Dominguez refere que na Colômbia «há um grande défice devido ao embargo de 40 anos dos Estados Unidos». «Só agora é que há liberdade de expressão», por exemplo. E «as mentalidades vão ter de mudar». «Eles têm um problema enormíssimo em lidar com o erro», aponta Dominguez contando o que acontecia: «Agarravam-se à perna se erravam dois passes  porque o público assobiava logo. Agarravam-se à perna e pediam para sair. No dia seguinte de treino estavam todos prontos para treinar.»

«Até para apontar erros era preciso ter cuidado», recorda o treinador português sobre esta cultura com a qual também aprendeu a lidar: «O que impressiona a princípio, torna-se depois banal.»

A nosso pedido, Dominguez contou-nos o que o marcou mais da melhor forma: «Marcante foi ter visto a malta jovem a ganhar 4-0 em nossa casa ao Barranquilla e ir a casa do Junior Barranquilla empatar 1-1 fazendo um jogo fantástico para a Taça.»

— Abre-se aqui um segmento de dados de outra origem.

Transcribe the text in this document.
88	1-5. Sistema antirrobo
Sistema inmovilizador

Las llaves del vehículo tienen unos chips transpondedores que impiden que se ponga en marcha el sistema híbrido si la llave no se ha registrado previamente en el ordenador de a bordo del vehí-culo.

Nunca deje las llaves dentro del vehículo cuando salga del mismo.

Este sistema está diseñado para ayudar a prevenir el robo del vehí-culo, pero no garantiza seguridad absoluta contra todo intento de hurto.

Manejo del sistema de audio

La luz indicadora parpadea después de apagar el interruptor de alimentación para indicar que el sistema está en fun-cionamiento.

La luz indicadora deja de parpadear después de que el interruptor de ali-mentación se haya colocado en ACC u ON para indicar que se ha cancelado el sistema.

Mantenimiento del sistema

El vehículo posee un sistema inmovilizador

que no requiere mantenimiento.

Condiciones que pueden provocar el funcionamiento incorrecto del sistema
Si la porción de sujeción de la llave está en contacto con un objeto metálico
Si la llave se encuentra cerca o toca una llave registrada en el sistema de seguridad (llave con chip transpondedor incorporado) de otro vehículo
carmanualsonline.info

Assim como também acedeu a contar o que o impressionou mais da pior forma: «Ainda me arrepio quando me lembro do dia em que recebi uma chamada do Luis Valencia. A mulher dele tinha falecido.» «Tinham um filho de quatro anos. Foi o que mais me marcou, criámos muita afinidade porque ele era para ser dispensado e ficou. Sempre ajudámos os jogadores. E ele fez um esforço para a mulher e o filho virem tirar fotografias comigo...»

Sem condições profissionais para ficar na Colômbia, José Dominguez voltou a Portugal para retomar a carreira de treinador «de forma diferente» do que viveu em Cartagena. Mas não se esquece daqueles jovens cujo «sonho é sair para o futebol da Europa: «Não há dia em que não fale com um deles.»